# CHC size recomendations and Kellys Korner Special Orchid Mix



## DukeBoxer (Jul 29, 2007)

I have never used CHC before for anything (although I used to rip up coconuts and use the fiber when I potted plants in Costa Rica) and I was wondering what size chip would anyone recommend for potting plants? I read that the medium was good for about all plants, and thats what I was thinking of going with, but how small is the fine grade and would that be better for seedlings rather than the medium grade.
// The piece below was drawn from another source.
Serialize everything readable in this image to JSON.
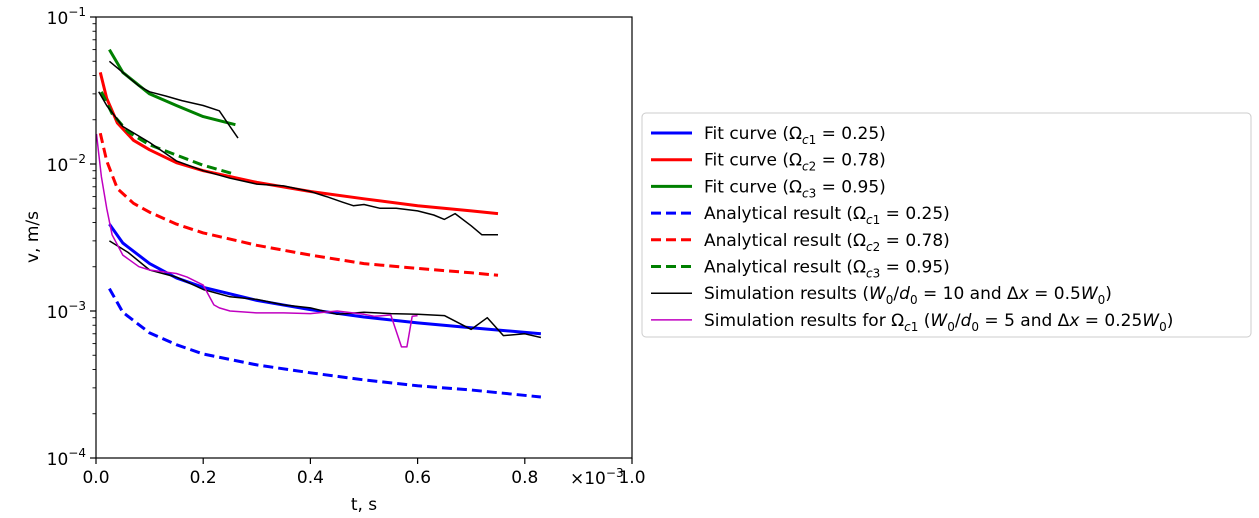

Also, does anyone use the Kellys Korner special orchid mix and if so, how do they like it? I usually stick to certain mixes that I make myself but I saw this one and it contained pretty much everything I was going to mix into one I was going to make myself.

-Josh


----------



## likespaphs (Jul 29, 2007)

i've been using Kelley's special mix for about a year now and i've been very happy with it. things seem to enjoy it, too. i do add some sphag as needed, though...


----------



## bwester (Jul 29, 2007)

i actually just moved to a bark mix, but have used KK's mix with no problems


----------



## DukeBoxer (Jul 29, 2007)

Thanx guys!


----------



## NYEric (Jul 29, 2007)

Kelly's Korner is fine. If you order bulk CHC from them get fine sized.


----------



## DukeBoxer (Jul 29, 2007)

Eric, is their medium bigger than usual?


----------



## NYEric (Jul 29, 2007)

In bulk, Yes.


----------



## DukeBoxer (Jul 29, 2007)

Good to know, thanx


----------



## Heather (Jul 29, 2007)

I use KK's also but just recently switched back.


----------